Regulations for water use and monitoring in Russian River counties go into effect Feb. 1

by Andrew Adams
A differential-pressure transducer measures the weight or pressure of water above the sensor.

Santa Rosa, Calif.—The Feb. 1 deadline has been pushed back a few times because of various legal challenges, but this year growers who use water for frost protection near the Russian River in Mendocino and Sonoma counties will need to make sure they’re in compliance with a state-mandated water-use plan.

The required plan, known officially as a “water demand management plan” or WDMP, stems from an incident in 2008 when several juvenile salmon were found dead or stranded in pools of water along the banks of the river during a record-setting dry and cold period in March. Biologists with the National Marine Fisheries Services extrapolated from the number of fish that had been found that several thousand had died in total. Officials blamed a sudden drop in the height of the river to growers drawing water to protect their vines during a severe frost event.

Despite growers taking steps to minimize the risk to fish in the advent of another severe frost, the state Water Board moved forward with adopting a management plan in 2011. The plan stipulated that if growers were going to use water in the Russian River watershed for frost protection from March 15 through May 15 they’d have to do so in compliance with the new plan that required monitoring of the Russian River’s main channel flow and water level as well as its tributaries. Plan administrators are required to work with fish agencies to determine areas of particular risk to fish stranding, notify growers when rainfall and flow conditions could increase these risks as well as prepare annual risk assessment reports.

A few growers responded with lawsuits, and implementation of the new regulations stalled as the legal challenges wound their way through the courts. On Oct. 1, 2014, the California State Supreme Court ruled in favor of the State Water Board, and growers had to make plans to comply.

‘Governing bodies’ for management plans

russian river watershed
Russian River Watershed

In Sonoma County, growers and county officials opted to comply as a unified group and took steps to administer the plan through the county’s Agricultural Commissioner’s office and the newly formed Russian River Water Conservation Council.

The county passed a 2011 frost regulation that required growers to register; that information was then used as an inventory for who would be affected by the management plan. A private group, the North Coast Water Coalition, was put together to administer a Sonoma County management plan. The coalition is led by Cort Munselle, who runs an engineering and vineyard-development firm in Healdsburg, Calif. Growers pay $5 per acre of frost-protected acreage to join the group and be part of its management plan.

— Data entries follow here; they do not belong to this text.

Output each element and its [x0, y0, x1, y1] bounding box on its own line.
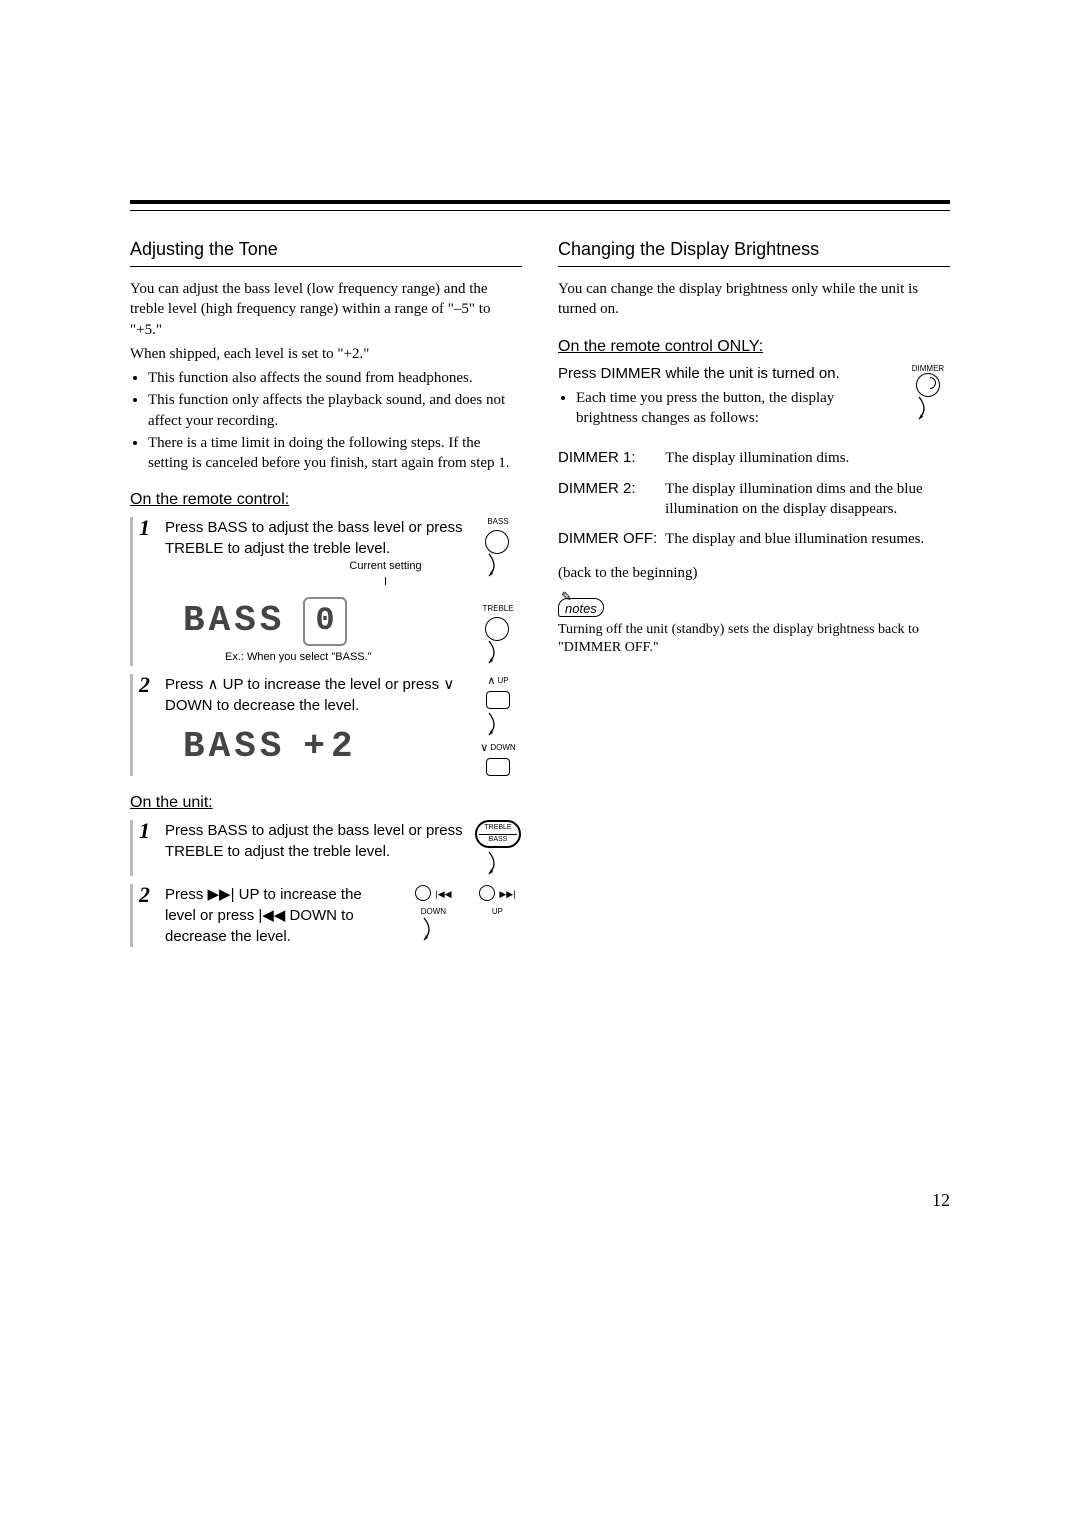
step-icons: TREBLE BASS — [474, 820, 522, 876]
note-item: This function only affects the playback … — [148, 390, 522, 431]
lcd-text: BASS — [183, 722, 285, 772]
press-arrow-icon — [485, 552, 511, 578]
press-arrow-icon — [915, 395, 941, 421]
lcd-text: BASS — [183, 596, 285, 646]
press-arrow-icon — [420, 916, 446, 942]
note-item: There is a time limit in doing the follo… — [148, 433, 522, 474]
bass-button-icon — [485, 530, 511, 578]
step-icons: BASS TREBLE — [474, 517, 522, 666]
lcd-display: BASS 0 — [183, 596, 466, 646]
note-item: This function also affects the sound fro… — [148, 368, 522, 388]
treble-bass-button-icon: TREBLE BASS — [475, 820, 521, 848]
sub-list: Each time you press the button, the disp… — [558, 388, 896, 429]
lcd-value: +2 — [303, 722, 358, 772]
intro-text: When shipped, each level is set to "+2." — [130, 344, 522, 364]
press-arrow-icon — [485, 711, 511, 737]
step: 2 Press ▶▶| UP to increase the level or … — [130, 884, 522, 947]
back-note: (back to the beginning) — [558, 563, 950, 583]
step-body: Press BASS to adjust the bass level or p… — [165, 517, 466, 666]
section-title: Changing the Display Brightness — [558, 239, 950, 260]
treble-button-icon — [485, 617, 511, 665]
table-row: DIMMER 2: The display illumination dims … — [558, 475, 950, 526]
table-row: DIMMER 1: The display illumination dims. — [558, 444, 950, 474]
remote-only-heading: On the remote control ONLY: — [558, 338, 950, 356]
manual-page: Adjusting the Tone You can adjust the ba… — [0, 0, 1080, 1531]
up-button-icon: ∧UP — [487, 674, 508, 687]
dimmer-states-table: DIMMER 1: The display illumination dims.… — [558, 444, 950, 555]
step-body: Press ∧ UP to increase the level or pres… — [165, 674, 466, 776]
page-number: 12 — [932, 1190, 950, 1211]
step-text: Press BASS to adjust the bass level or p… — [165, 519, 463, 557]
state-value: The display and blue illumination resume… — [665, 525, 950, 555]
up-knob-icon: ▶▶| UP — [473, 884, 522, 918]
example-label: Ex.: When you select "BASS." — [225, 650, 466, 665]
notes-icon: notes — [558, 598, 604, 617]
remote-heading: On the remote control: — [130, 491, 522, 509]
step-number: 1 — [139, 820, 157, 876]
two-column-layout: Adjusting the Tone You can adjust the ba… — [130, 239, 950, 955]
state-value: The display illumination dims. — [665, 444, 950, 474]
section-title: Adjusting the Tone — [130, 239, 522, 260]
sub-item: Each time you press the button, the disp… — [576, 388, 896, 429]
lcd-caption: Current setting — [305, 559, 466, 590]
step-text: Press BASS to adjust the bass level or p… — [165, 820, 466, 876]
step: 1 Press BASS to adjust the bass level or… — [130, 517, 522, 666]
press-arrow-icon — [485, 639, 511, 665]
press-instruction: Press DIMMER while the unit is turned on… — [558, 364, 896, 384]
button-label: BASS — [487, 517, 508, 526]
intro-text: You can change the display brightness on… — [558, 279, 950, 320]
dimmer-button-icon — [916, 373, 940, 397]
state-key: DIMMER OFF: — [558, 525, 665, 555]
top-rule — [130, 200, 950, 211]
down-knob-icon: |◀◀ DOWN — [402, 884, 465, 942]
up-chevron-icon: ∧ — [208, 676, 219, 693]
button-label: DIMMER — [906, 364, 950, 373]
section-rule — [130, 266, 522, 267]
lcd-display: BASS +2 — [183, 722, 466, 772]
step-icons: ∧UP ∨DOWN — [474, 674, 522, 776]
lcd-value: 0 — [303, 597, 346, 646]
step-number: 2 — [139, 884, 157, 947]
down-chevron-icon: ∨ — [443, 676, 454, 693]
left-column: Adjusting the Tone You can adjust the ba… — [130, 239, 522, 955]
right-column: Changing the Display Brightness You can … — [558, 239, 950, 955]
step: 2 Press ∧ UP to increase the level or pr… — [130, 674, 522, 776]
footnote: Turning off the unit (standby) sets the … — [558, 621, 950, 659]
table-row: DIMMER OFF: The display and blue illumin… — [558, 525, 950, 555]
step-text: Press ▶▶| UP to increase the level or pr… — [165, 884, 394, 947]
step-number: 1 — [139, 517, 157, 666]
dimmer-row: Press DIMMER while the unit is turned on… — [558, 364, 950, 437]
state-key: DIMMER 2: — [558, 475, 665, 526]
state-key: DIMMER 1: — [558, 444, 665, 474]
button-label: TREBLE — [482, 604, 513, 613]
step-number: 2 — [139, 674, 157, 776]
unit-heading: On the unit: — [130, 794, 522, 812]
state-value: The display illumination dims and the bl… — [665, 475, 950, 526]
down-button-icon: ∨DOWN — [480, 741, 515, 754]
step-text: Press ∧ UP to increase the level or pres… — [165, 676, 454, 714]
notes-list: This function also affects the sound fro… — [130, 368, 522, 473]
section-rule — [558, 266, 950, 267]
dimmer-icon-block: DIMMER — [906, 364, 950, 421]
press-arrow-icon — [485, 850, 511, 876]
intro-text: You can adjust the bass level (low frequ… — [130, 279, 522, 340]
step: 1 Press BASS to adjust the bass level or… — [130, 820, 522, 876]
step-icons: |◀◀ DOWN ▶▶| UP — [402, 884, 522, 947]
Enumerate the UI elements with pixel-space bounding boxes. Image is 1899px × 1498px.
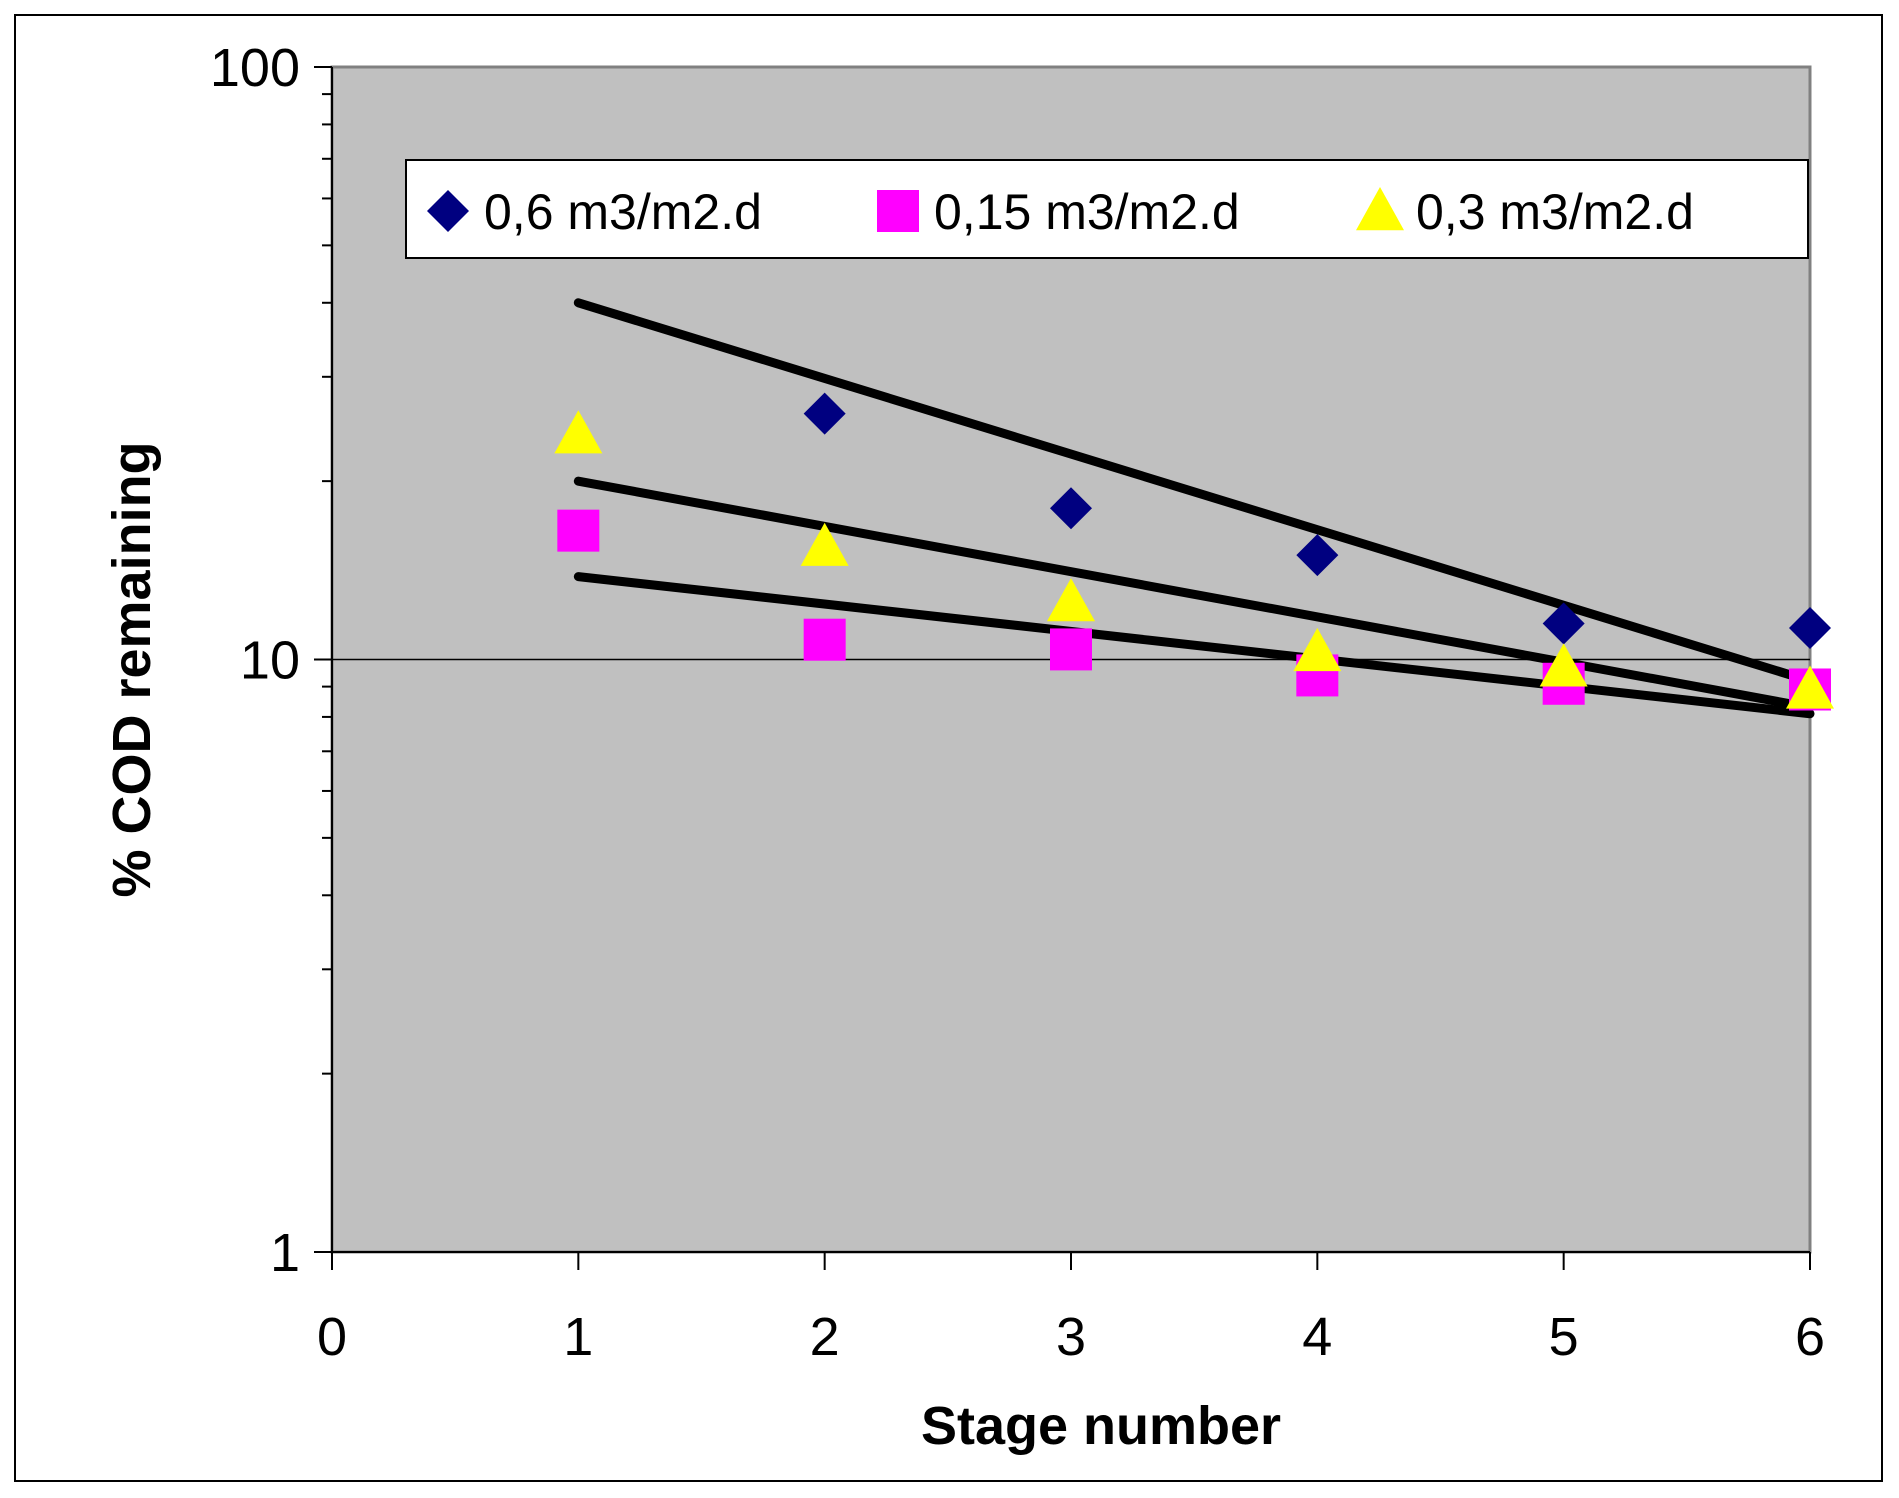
data-point-series-1	[1789, 607, 1831, 650]
x-tick-label: 4	[1302, 1307, 1332, 1367]
x-tick-label: 1	[563, 1307, 593, 1367]
x-tick-label: 5	[1549, 1307, 1579, 1367]
legend-marker-series-1	[427, 190, 469, 232]
legend-box	[405, 159, 1809, 259]
x-tick-label: 0	[317, 1307, 347, 1367]
data-point-series-1	[1050, 487, 1092, 530]
data-point-series-2	[557, 509, 600, 552]
data-point-series-3	[1047, 578, 1095, 622]
data-point-series-3	[800, 522, 849, 566]
trendline-series-1	[573, 298, 1815, 686]
x-tick-label: 2	[810, 1307, 840, 1367]
data-point-series-1	[803, 392, 846, 435]
y-axis-title: % COD remaining	[102, 441, 162, 897]
trendline-series-3	[573, 476, 1815, 712]
legend-label-series-3: 0,3 m3/m2.d	[1416, 184, 1694, 240]
x-tick-label: 3	[1056, 1307, 1086, 1367]
data-point-series-3	[1539, 643, 1588, 687]
data-point-series-1	[1542, 602, 1585, 645]
data-point-series-1	[1296, 534, 1339, 577]
legend-label-series-2: 0,15 m3/m2.d	[934, 184, 1240, 240]
legend-label-series-1: 0,6 m3/m2.d	[484, 184, 762, 240]
data-point-series-3	[1786, 665, 1834, 709]
data-point-series-3	[554, 410, 603, 454]
y-tick-label: 10	[240, 631, 300, 691]
x-tick-label: 6	[1795, 1307, 1825, 1367]
legend-marker-series-3	[1356, 187, 1404, 231]
legend-marker-series-2	[877, 190, 919, 232]
data-marks	[554, 209, 1834, 719]
trendline-series-2	[573, 572, 1815, 719]
data-point-series-2	[803, 618, 846, 661]
data-point-series-2	[1050, 628, 1092, 671]
y-tick-label: 100	[210, 38, 300, 98]
y-tick-label: 1	[270, 1223, 300, 1283]
x-axis-title: Stage number	[921, 1396, 1281, 1456]
data-point-series-3	[1293, 627, 1342, 672]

Property owners who choose not to join must create their own management plan to comply with the regulation or risk losing their permit for frost water. “We’re obviously advocating for people to get this done quickly,” said Pete Opatz, vice president of vineyard operations at Silverado Investment Management Co. and the owner of Route 128 Winery in Geyserville, Calif. Opatz has played a central role in educating and advising growers about the proposed management plan.

Because of the county regulation, Opatz said he expects more than 90% of the vineyard owners in Sonoma County will be in compliance with the regulation. “I think what’s important (is) we get into compliance with the state and continue our monitoring that we’ve been doing all along,” he said.

Opatz said growers in the watershed already have made several other changes, which have lowered the risk for fish. Many have installed ponds that reduce their need to draw from the river or its tributaries, installed additional water-monitoring equipment and made other improvements. “My company has spent well over $1 million removing direct diversions from the Russian River because of this issue,” Opatz said. “There’s been a lot of changes since 2008.”

In Mendocino County, there had been no governing body to provide a means toward compliance, so those with property along the main channel of the river are creating individual management plans. The main channel already has an existing infrastructure of stations to provide monitoring, and Devon Jones, executive director of the Mendocino County Farm Bureau, said she’s hopeful that growers will be able to use the stations to get the data necessary for compliance with the plan. “None of us really have a complete idea of the gauging or where we should put our resources,” she said. “Our concern is to keep this economically viable.”

Fish Friendly helping Mendocino
For those on the many tributaries throughout the county, they’ve opted to work with the California Land Stewardship Institute, which runs the Fish Friendly Farming program.

Executive director Laurel Marcus said many of these growers already are certified through the Fish Friendly Farming program, so Marcus said it made sense for the institute to serve as the governing body. She said she’s currently working on an inventory of all the properties and the owners to submit to the state by Feb. 1. Once that list has been submitted, Marcus said she has about three more months to get the remaining properties listed before the state can enforce the regulation. There are 5,000 acres of frost protected land along the tributaries in Mendocino County. 

She said the state has identified the tributaries that are a “high” priority for monitoring but hasn’t let it be known what it considers “medium” or “low” priority waterways, so she isn’t yet certain how many stations will need to be installed or where.